I’ve been fighting myself to discover the reason for the breakdown in writing. I think I came up with it, walking back from the library where I’d taken out Solti’s Gotterdammerung and a Count Basie Album — there are two types of writer. The Programmatic and the Instructive. I am of the latter and it would be best for me just to wing it rather than trying to work out why and wherefore1.
Went to see the Kenneth Anger Retrospective at the Glasgow Film Theatre. It started at 5 and I left before the end. It was two programs consecutively — the prints not having arrived correctly for the first program when it was meant to have been shown. Indigestible in this quantity. My concentration broke after a few hours. There were some wonderful moments, none of them in Anger’s films.
‘All My Life’ by Bruce Baillie was interesting, a three minute tracking shot, out of focus, of a fence, accompanied by Ella Fitzgerald [with Teddy Wilson & His Orchestra].
‘A Trip to the Moon’ (or whatever it was) by George Méliès 1902 was absolutely wonderful, a pure look at Victorian Inventionism. The sets used were like etchings, most of the objects including the spaceship-cum-submarine were one dimensional —cardboard cuts-outs.
The extract from Max Reinhardt’s 1935 A Midsummer Night’s Dream was incredible. I’d much rather have seen the whole of this than Anger’s thirty minutes of plotless trip-fodder.

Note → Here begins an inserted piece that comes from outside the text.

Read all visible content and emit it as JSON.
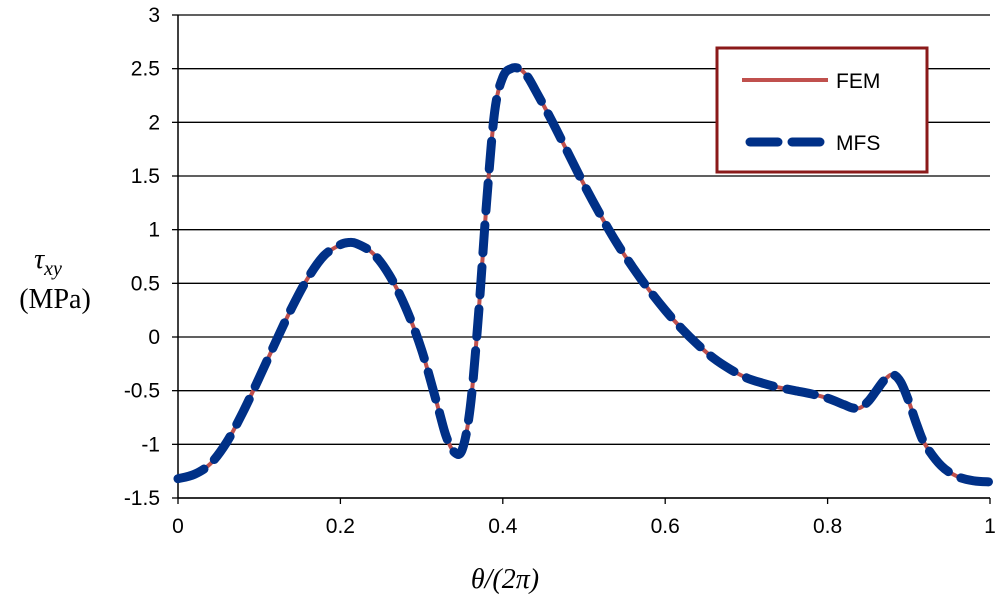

Anger played Puck, with great comprehension of the lines, and looked like a young Mickey Rooney. I enjoyed the extract from Jarman’s The Last of England which I haven’t seen in its entirety. It included some beautiful single images — the woman dancing in front of a fire and a sunset in her broken wedding gown,
— but I think, without the rest of the film, they were too knowingly beautiful, beautiful only for beauty’s sake, no kinesis. Like 4AD album covers.
Finally, Ivan the Terrible by Eisenstein was great.

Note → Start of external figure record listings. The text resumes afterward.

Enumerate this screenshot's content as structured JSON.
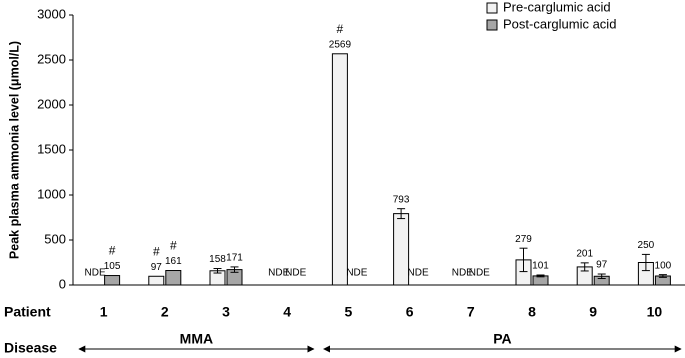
{
  "chart_data": {
    "type": "bar",
    "ylabel": "Peak plasma ammonia level (μmol/L)",
    "row_labels": {
      "patient": "Patient",
      "disease": "Disease"
    },
    "categories": [
      "1",
      "2",
      "3",
      "4",
      "5",
      "6",
      "7",
      "8",
      "9",
      "10"
    ],
    "diseases": [
      "MMA",
      "MMA",
      "MMA",
      "MMA",
      "PA",
      "PA",
      "PA",
      "PA",
      "PA",
      "PA"
    ],
    "ylim": [
      0,
      3000
    ],
    "yticks": [
      0,
      500,
      1000,
      1500,
      2000,
      2500,
      3000
    ],
    "legend": "top-right",
    "series": [
      {
        "name": "Pre-carglumic acid",
        "color": "#f2f2f2",
        "values": [
          null,
          97,
          158,
          null,
          2569,
          793,
          null,
          279,
          201,
          250
        ],
        "value_labels": [
          "NDE",
          "97",
          "158",
          "NDE",
          "2569",
          "793",
          "NDE",
          "279",
          "201",
          "250"
        ],
        "errors": [
          null,
          null,
          25,
          null,
          null,
          55,
          null,
          130,
          45,
          90
        ],
        "flags": [
          null,
          "#",
          null,
          null,
          "#",
          null,
          null,
          null,
          null,
          null
        ]
      },
      {
        "name": "Post-carglumic acid",
        "color": "#a6a6a6",
        "values": [
          105,
          161,
          171,
          null,
          null,
          null,
          null,
          101,
          97,
          100
        ],
        "value_labels": [
          "105",
          "161",
          "171",
          "NDE",
          "NDE",
          "NDE",
          "NDE",
          "101",
          "97",
          "100"
        ],
        "errors": [
          null,
          null,
          30,
          null,
          null,
          null,
          null,
          10,
          25,
          15
        ],
        "flags": [
          "#",
          "#",
          null,
          null,
          null,
          null,
          null,
          null,
          null,
          null
        ]
      }
    ]
  }
}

I’ve never seen anything else by Eisenstein except a short extract from Potemkin, illustrative of montage, of engines, ships, whistles, celebrating tars.

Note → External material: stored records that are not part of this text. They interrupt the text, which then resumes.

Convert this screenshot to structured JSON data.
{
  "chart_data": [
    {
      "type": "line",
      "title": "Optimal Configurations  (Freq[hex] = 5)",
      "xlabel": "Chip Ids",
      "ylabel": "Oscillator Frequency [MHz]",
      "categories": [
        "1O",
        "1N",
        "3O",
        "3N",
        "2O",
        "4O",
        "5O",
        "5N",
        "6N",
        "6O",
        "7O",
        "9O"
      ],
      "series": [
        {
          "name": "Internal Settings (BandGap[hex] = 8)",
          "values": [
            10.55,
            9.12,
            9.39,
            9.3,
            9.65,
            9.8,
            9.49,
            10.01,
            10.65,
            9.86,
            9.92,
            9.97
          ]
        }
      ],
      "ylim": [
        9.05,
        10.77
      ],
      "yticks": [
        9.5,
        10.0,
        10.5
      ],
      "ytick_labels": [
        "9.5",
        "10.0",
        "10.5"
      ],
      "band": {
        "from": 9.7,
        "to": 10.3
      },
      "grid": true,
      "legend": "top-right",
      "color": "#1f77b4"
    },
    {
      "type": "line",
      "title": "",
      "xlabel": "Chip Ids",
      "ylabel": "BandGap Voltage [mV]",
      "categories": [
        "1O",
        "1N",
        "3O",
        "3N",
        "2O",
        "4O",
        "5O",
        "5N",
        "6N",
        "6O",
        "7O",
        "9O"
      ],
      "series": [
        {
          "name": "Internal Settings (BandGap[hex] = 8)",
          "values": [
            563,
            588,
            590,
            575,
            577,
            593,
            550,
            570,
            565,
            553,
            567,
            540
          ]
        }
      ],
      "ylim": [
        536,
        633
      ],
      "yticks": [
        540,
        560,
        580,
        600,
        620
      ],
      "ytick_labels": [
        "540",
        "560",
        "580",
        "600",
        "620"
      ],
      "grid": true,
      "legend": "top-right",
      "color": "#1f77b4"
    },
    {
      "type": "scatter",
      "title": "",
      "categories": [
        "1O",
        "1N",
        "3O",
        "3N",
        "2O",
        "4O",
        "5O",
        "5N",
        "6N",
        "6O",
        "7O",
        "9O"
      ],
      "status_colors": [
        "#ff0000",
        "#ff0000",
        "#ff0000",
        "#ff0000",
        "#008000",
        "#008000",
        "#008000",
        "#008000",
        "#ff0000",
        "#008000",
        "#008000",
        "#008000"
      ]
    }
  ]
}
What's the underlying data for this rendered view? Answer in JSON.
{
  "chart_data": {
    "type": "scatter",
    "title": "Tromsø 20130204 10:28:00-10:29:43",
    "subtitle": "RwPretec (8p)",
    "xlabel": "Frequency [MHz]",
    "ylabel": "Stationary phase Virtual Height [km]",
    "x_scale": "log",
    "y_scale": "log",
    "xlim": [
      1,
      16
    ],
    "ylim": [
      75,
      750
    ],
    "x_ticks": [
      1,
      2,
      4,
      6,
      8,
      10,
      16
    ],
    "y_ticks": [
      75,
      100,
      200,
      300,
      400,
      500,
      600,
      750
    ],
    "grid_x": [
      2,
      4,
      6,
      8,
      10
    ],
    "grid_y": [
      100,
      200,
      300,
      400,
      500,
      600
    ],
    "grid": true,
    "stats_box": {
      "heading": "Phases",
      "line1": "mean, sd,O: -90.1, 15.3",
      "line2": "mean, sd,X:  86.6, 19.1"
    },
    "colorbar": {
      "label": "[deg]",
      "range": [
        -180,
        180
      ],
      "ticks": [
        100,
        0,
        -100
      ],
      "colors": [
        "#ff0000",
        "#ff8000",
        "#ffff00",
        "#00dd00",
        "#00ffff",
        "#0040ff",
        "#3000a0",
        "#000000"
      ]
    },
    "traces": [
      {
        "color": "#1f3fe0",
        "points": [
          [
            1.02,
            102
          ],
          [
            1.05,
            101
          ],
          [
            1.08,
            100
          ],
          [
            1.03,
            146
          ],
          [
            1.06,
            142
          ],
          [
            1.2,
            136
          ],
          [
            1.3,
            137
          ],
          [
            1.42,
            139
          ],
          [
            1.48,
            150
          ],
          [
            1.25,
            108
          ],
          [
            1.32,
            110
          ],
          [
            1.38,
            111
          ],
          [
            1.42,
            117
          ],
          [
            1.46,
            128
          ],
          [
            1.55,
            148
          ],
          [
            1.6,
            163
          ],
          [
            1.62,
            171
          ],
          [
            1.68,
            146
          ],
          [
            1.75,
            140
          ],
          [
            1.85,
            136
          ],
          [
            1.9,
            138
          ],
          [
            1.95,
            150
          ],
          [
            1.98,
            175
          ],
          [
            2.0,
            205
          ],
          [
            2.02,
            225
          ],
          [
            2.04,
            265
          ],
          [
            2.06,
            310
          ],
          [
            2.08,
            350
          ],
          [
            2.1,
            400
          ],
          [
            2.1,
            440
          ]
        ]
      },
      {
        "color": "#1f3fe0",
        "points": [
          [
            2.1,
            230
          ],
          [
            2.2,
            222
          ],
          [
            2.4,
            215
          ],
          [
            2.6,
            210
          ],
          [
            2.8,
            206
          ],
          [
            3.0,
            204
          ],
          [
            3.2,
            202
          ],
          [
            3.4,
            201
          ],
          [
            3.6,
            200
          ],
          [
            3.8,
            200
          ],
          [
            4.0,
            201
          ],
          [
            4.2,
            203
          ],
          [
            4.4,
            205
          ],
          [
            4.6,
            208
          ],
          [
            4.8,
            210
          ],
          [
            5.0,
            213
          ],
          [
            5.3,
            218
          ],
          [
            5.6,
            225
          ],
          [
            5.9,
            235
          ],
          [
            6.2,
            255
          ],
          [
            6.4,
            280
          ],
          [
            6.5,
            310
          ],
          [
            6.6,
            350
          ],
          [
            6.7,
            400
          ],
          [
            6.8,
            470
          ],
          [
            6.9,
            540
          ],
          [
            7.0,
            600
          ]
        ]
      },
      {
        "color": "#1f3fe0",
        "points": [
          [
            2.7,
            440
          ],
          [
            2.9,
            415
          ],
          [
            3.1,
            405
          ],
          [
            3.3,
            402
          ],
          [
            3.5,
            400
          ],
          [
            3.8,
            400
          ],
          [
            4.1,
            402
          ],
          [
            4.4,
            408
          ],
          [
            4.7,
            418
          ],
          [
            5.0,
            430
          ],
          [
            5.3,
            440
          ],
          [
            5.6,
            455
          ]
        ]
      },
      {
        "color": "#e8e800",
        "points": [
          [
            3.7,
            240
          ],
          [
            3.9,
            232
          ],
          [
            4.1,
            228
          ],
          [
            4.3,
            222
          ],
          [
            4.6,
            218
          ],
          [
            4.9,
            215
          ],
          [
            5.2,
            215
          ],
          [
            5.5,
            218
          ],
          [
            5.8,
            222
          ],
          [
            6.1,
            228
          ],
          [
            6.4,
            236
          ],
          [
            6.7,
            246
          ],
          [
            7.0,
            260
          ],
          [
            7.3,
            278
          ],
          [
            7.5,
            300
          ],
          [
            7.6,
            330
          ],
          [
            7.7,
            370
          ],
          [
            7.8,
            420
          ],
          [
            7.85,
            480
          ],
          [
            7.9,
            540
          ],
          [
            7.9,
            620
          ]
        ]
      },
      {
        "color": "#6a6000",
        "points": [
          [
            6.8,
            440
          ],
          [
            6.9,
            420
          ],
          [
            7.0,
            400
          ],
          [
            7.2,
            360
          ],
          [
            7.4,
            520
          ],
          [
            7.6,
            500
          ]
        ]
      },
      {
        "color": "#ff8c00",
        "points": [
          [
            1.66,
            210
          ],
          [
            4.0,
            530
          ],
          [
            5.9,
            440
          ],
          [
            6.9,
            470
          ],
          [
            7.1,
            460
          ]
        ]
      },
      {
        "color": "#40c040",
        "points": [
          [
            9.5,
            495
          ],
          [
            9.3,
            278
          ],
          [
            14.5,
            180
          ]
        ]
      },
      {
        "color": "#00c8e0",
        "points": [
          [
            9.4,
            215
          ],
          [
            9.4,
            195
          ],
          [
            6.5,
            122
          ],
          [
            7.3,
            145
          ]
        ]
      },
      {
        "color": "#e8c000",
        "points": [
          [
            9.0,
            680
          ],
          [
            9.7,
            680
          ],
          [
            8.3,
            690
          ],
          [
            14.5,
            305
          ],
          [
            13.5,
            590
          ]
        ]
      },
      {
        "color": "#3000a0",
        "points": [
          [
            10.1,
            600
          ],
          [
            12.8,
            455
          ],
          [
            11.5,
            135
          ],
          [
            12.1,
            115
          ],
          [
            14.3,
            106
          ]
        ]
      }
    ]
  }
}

I can see, especially in the main set-up [of Ivan the Terrible] — looking down on a large throne room — that Olivier had this in mind for Richard III. Also the shadowplay.
Anger’s films, in attempting a gay inconography, have some social-historical interest, the V-shaped-torso tucked into jeans has now been hijacked by every other Athena postcard. They were just so fey, so tedious these films2. And nothing is going to make me sit through half an hour of E.L.O.3 No way.
Young-Toby seems to be struggling toward the distinction between Planners and Pantsers.
So patronising, this. I wonder what I’d think of them now.
The soundtrack to a 1978 cut of Inauguration of the Pleasure Dome uses Electric Light Orchestra’s ‘Eldorado’.